Paris, 1199
l’aubergiste lui apportait un pigeon rôti,
il fit servir un pot de vin à son obligeant voisin tout en réfléchissant sur ce
qu’il allait faire. Il devait en capturer au moins un et l’interroger pour
connaître leur maître.
Ayant terminé son pigeon, il se leva, lança un
« Arvais [42] »
au chaudronnier en lui laissant son vin, et alla chercher sa monture pour
rentrer à Paris.
Le mendiant l’observa jusqu’à ce qu’il eût passé
la porte du Temple. Après quoi, il se leva à son tour.
Chapitre 12
M aurice
de Bracy s’était levé tard après avoir passé la soirée du dimanche à jouer et à
boire. Vêtu d’une robe de velours turquoise, à la couleur passée, recouverte
d’un surcot à ses armes – deux étoiles sur écu écarlate barré d’or –,
l’esprit encore embrumé par l’alcool, il attendait son écuyer devant la fenêtre
de sa chambre.
La main posée sur la poignée de sa lourde épée
suspendue à un triple baudrier, il s’efforçait de réfléchir aux auberges et
hôtelleries où se rendre pour trouver Locksley. Devait-il commencer par le
Monceau-Saint-Gervais ou par la Cité ? S’il avait été à la place de ce
larron, où serait-il allé ? Pouvait-il être resté sur la rive
gauche ? Non ! Les truands comme lui préféraient se cacher dans les
ruelles sordides des marais du Temple ou au milieu des bougresses du Beau
bourg.
Incapable de se concentrer après sa nuit trop
courte, il éprouvait déjà un certain découragement. Cette recherche durerait
des semaines, même aidé de son écuyer. Soudain, une haute silhouette qui
remontait à grandes enjambées la rue du Chevet-Saint-Gervais attira son
attention. C’était un homme brun, imberbe, revêtu d’un gambison de chevalier
mais sans baudrier ni épée. Il tenait à la main ce qui semblait être un manteau
écarlate, curieusement roulé autour d’une perche d’une bonne toise. La façon de
déambuler de cet individu lui parut familière, aussi ne le quitta-t-il pas des
yeux jusqu’au moment où il le reconnut quand il passa devant le manoir.

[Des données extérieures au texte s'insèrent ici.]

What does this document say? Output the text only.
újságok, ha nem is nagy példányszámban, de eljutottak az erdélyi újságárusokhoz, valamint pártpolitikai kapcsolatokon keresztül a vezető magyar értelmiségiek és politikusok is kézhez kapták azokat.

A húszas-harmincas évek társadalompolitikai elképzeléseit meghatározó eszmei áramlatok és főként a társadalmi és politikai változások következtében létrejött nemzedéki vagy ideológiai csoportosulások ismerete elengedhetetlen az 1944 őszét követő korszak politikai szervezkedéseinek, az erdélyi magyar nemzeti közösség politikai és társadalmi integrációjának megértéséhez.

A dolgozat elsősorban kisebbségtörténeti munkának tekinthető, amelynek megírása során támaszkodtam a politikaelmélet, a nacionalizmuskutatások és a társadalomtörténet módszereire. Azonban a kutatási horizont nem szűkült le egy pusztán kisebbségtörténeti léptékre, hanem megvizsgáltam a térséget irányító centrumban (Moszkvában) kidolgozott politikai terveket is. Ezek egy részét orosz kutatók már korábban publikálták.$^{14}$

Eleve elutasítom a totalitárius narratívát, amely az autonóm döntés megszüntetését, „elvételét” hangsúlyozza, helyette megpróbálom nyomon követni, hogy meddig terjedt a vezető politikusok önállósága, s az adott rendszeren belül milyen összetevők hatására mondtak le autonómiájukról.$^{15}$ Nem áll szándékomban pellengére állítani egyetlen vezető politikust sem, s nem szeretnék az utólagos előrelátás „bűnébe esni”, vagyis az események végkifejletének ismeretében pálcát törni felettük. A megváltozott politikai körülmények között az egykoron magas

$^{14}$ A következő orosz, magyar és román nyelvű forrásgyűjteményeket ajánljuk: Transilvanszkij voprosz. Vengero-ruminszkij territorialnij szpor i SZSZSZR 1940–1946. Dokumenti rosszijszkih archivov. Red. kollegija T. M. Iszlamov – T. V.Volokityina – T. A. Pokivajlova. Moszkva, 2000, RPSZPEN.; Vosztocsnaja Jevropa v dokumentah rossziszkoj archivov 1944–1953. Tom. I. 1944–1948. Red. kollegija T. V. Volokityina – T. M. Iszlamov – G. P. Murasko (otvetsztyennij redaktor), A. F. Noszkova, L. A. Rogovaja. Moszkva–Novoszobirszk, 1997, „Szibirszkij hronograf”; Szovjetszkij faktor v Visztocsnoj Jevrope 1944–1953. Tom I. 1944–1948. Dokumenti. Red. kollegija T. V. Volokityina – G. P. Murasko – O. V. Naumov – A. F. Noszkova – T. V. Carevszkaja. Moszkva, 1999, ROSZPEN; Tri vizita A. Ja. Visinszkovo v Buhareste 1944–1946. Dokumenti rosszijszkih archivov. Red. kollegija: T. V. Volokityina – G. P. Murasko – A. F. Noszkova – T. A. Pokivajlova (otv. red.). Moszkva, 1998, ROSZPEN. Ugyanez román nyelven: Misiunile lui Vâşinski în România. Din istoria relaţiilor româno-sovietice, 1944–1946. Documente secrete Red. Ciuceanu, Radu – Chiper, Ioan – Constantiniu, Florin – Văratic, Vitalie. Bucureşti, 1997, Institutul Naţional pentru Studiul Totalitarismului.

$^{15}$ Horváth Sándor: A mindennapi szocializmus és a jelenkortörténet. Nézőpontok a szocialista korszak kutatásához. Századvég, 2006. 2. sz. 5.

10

Locksley ! Il resta pétrifié un instant avant
de réagir rapidement. Par l’épée de saint Pierre ! Belzébuth venait de lui
livrer ce truand sans qu’il lève le petit doigt ! N’attendant pas plus son
écuyer, il sortit de sa chambre sans même prendre son manteau, courut dans la
galerie de l’étage jusqu’au grand escalier dont il dévala les marches avant de
traverser, à toute allure, la grande salle basse sous les regards surpris des
serviteurs, des sergents et des servants du Temple qui s’y tenaient.
Dans la rue, Robert de Locksley s’était déjà
éloigné. Bracy ne le vit plus. Bousculant les portefaix, se glissant entre ânes
et charrettes, il parvint enfin à le rattraper et resta dès lors derrière lui,
à bonne distance.
Maurice de Bracy était maintenant partagé entre
l’inquiétude et la satisfaction. Il était sorti en robe, sans manteau, avec son
blason bien visible sur sa cotte. Que Locksley se retourne, qu’il le
reconnaisse et il s’enfuirait immanquablement. Mais en même temps, Bracy était
ravi. Locksley allait soit à son logement, soit chez quelqu’un. Dans les deux
cas, la statue d’or ne devait pas être loin et serait bientôt à lui. Quant à la
capture de ce voleur, il aurait bien le temps d’y songer avec Malvoisin quand
il saurait où il logeait.
Bracy, qui avait pour habitude de se déplacer à
cheval, était contraint de prêter attention aux trous puants des ornières et
aux mendiants qui hantaient les rues, cherchant à trancher les lanières des
escarcelles des gens distraits. Ainsi, il écarta violemment un piètre [43] qui contrefaisait
l’estropié en s’accrochant à lui et plusieurs coquillards, faux pèlerins
couverts de coquilles, qui l’entourèrent en lui jurant qu’ils se rendaient à
Compostelle.
Soudain il vit Locksley quitter la rue de la
Tisseranderie pour se diriger vers Saint-Merry et il s’inquiéta un peu plus. Si
ce voleur sortait par l’Archet-Saint-Merry, il ne pourrait se dissimuler sur
les chemins peu fréquentés. Bracy se creusait la tête pour trouver une solution
quand il vit Locksley entrer dans l’auberge de la Corne de Fer. Aussitôt le
chevalier se glissa dans le porche de l’église Saint-Merry d’où il pouvait
apercevoir la porte de l’hôtellerie.